3.4. Message receive monitor resources

The message receive monitor resources monitor error messages reported from outside. This section only covers the part associated with linkage with the server management infrastructure. For other cases, see "Monitor resource details" in the Reference Guide.

3.4.1. Notes on message receive monitor resources

A message receive monitor resource cannot execute any scrip before the final action if it is linked with the server management infrastructure.
Do not use the clprexec command, because EXPRESSCLUSTER manages the status of a message receive monitor resource if it is linked with the server management infrastructure.
When the keyword by a message receive monitor resource is specified, if an error is detected in the device specified as the monitor target, an error occurs and the error correction action is performed .
If no device is specified as the keyword by a message receive monitor resource and an error is detected in any device that matches the Category, an error occurs and the error correction action is performed.

3.4.2. Category by a message receive monitor resource

A message receive monitor resource receives the following message types when it is linked with the server management infrastructure.

  1. NIC
    Monitors the error messages of network interface cards.
  2. FC
    Monitors the error messages of Fibre Channel.
  3. HA/SS
    Monitors the error messages of the EXPRESSCLUSTER X HA/StorageSaver.
  4. HA/AM
    Monitors the error messages of the EXPRESSCLUSTER X HA/ApplicationMonitor.
  5. HA/RS
    Monitors the error messages of the EXPRESSCLUSTER X HA/ResourceSaver.
  6. SPS
    Monitors the error messages of the SPS.

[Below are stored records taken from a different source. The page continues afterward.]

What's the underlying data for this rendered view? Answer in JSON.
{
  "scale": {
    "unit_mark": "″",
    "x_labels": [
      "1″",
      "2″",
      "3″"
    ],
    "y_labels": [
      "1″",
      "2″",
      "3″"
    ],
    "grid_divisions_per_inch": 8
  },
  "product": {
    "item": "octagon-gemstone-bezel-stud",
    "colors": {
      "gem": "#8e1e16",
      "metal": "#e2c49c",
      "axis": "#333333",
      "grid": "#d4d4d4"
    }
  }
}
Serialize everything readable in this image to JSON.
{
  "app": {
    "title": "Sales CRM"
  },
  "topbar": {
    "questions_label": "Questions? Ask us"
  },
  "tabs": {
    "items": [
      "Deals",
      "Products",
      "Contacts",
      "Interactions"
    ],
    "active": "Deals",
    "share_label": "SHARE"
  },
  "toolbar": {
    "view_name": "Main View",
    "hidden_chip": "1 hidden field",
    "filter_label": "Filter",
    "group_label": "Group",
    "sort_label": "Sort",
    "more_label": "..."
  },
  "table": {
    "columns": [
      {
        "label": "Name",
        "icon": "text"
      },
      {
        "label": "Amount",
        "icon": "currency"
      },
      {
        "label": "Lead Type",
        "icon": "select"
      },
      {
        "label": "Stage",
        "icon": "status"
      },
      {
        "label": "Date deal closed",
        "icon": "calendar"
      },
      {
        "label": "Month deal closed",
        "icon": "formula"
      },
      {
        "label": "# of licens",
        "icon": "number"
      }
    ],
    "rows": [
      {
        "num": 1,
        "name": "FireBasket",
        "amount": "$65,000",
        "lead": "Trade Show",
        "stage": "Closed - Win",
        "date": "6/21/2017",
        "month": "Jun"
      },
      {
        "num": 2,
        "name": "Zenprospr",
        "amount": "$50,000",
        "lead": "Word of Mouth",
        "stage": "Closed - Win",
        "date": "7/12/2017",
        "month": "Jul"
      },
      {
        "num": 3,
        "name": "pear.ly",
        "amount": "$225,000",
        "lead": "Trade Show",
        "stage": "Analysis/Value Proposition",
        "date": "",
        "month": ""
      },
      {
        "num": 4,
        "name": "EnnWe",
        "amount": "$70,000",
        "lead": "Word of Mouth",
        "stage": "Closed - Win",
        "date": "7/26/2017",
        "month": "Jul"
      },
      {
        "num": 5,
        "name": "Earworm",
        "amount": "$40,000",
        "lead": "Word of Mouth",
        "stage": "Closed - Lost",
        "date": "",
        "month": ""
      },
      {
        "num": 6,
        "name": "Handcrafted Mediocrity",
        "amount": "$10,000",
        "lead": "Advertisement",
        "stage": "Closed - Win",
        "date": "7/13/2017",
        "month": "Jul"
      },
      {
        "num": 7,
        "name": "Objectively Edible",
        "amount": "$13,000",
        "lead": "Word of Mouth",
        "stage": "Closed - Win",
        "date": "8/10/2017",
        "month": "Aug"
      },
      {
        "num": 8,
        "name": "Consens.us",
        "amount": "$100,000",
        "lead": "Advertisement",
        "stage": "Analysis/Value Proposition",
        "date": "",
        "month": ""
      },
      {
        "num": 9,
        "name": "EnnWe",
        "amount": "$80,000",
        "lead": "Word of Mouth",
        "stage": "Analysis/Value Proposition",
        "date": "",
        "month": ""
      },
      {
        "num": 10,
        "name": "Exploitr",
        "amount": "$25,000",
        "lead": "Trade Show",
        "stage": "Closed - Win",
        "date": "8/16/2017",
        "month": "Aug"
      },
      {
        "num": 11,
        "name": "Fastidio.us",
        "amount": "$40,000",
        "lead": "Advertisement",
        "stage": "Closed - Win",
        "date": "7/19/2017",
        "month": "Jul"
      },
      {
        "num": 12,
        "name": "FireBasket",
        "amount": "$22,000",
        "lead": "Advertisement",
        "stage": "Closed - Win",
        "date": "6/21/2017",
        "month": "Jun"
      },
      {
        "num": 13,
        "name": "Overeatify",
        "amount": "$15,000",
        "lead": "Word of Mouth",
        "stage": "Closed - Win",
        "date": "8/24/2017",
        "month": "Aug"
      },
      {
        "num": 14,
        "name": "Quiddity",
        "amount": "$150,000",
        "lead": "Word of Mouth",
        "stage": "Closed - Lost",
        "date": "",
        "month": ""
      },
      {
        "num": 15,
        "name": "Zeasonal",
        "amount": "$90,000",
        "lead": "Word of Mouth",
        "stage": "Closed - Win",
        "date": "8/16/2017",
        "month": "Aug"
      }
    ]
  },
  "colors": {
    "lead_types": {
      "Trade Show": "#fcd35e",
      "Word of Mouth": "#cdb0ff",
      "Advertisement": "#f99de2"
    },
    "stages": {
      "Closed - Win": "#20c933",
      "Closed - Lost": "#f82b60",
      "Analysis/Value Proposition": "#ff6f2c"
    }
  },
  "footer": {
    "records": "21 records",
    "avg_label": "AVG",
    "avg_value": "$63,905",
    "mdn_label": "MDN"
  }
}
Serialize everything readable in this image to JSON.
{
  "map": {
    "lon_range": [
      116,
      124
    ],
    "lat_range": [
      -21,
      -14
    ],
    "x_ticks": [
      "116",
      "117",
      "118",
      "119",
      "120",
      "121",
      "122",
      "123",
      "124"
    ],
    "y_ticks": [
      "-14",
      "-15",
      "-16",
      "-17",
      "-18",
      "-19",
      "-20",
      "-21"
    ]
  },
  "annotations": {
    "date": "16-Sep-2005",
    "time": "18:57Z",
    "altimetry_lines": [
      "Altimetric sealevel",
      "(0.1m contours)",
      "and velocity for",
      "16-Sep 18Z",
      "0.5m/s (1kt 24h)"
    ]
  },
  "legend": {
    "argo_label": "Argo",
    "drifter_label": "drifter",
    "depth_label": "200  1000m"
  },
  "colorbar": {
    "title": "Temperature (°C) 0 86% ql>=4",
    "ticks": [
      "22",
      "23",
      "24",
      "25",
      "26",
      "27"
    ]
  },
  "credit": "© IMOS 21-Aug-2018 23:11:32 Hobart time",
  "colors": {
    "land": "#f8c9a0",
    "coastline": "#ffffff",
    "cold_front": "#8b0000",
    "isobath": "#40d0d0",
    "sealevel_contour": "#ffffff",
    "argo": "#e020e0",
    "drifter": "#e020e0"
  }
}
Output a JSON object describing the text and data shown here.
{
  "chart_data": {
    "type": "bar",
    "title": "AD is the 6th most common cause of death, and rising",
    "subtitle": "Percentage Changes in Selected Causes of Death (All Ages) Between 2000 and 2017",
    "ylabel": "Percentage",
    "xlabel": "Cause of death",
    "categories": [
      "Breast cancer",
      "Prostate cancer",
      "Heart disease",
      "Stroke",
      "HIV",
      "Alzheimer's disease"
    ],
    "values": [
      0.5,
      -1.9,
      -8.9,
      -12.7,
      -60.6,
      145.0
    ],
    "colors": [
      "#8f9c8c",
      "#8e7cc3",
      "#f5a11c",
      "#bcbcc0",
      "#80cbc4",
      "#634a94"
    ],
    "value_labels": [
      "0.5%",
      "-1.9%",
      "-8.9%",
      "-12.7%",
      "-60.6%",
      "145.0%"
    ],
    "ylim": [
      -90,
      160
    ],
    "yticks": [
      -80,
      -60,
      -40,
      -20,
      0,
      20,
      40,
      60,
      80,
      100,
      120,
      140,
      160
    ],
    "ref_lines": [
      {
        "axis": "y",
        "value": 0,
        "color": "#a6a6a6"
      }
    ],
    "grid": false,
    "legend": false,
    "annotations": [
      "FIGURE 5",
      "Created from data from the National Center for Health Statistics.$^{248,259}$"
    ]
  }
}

3.4.3. Monitor(special) tab

For more information on the Info tab and the Monitor (common) tab, see "Monitor resource details" in the Reference Guide.

Category (within 32 bytes)

Specify a category.
Be sure to select a default character string from the list box.

Keyword (within 1023 bytes)

Specify a monitor target.

3.4.4. Recovery Action tab

For more information on the Info tab and the Monitor (common) tab, see "Monitor resource details" in the Reference Guide.

Specify the recovery target and the action upon detecting an error. For message receive monitor resources, select "Restart the recovery target", " Executing failover to the recovery target", or " Execute the final action" as the action to take when an error is detected. However, if the recovery target is inactive, the recovery action is not performed.

Recovery Action

Select the action to take when a monitor error is detected.

  • Executing recovery script
    Let the recovery script run upon the detection of a monitor error.
  • Restart the recovery target
    Restart the group or group resource selected as the recovery target when a monitor error is detected.
  • Executing failover to the recovery target
    Perform a failover for the group selected as the recovery target or the group to which the group resource selected as the recovery target belongs when a monitor error is detected.
  • Execute the final action
    Execute the selected final action when a monitor error is detected.

Execute Failover to outside the Server Group

Configurable only for message receive monitor resources. Specify whether to fail over to a server group other than the active server group upon the reception of an error message.

Execute Script before Recovery Action

This setting is disabled when linking with the server management infrastructure. Execute the script before the operation to be performed upon error detection, as selected for the recovery action.

For details about the settings other than the above, see "Recovery Action tab" in "Monitor resource properties" in "Monitor resource details" in the Reference Guide.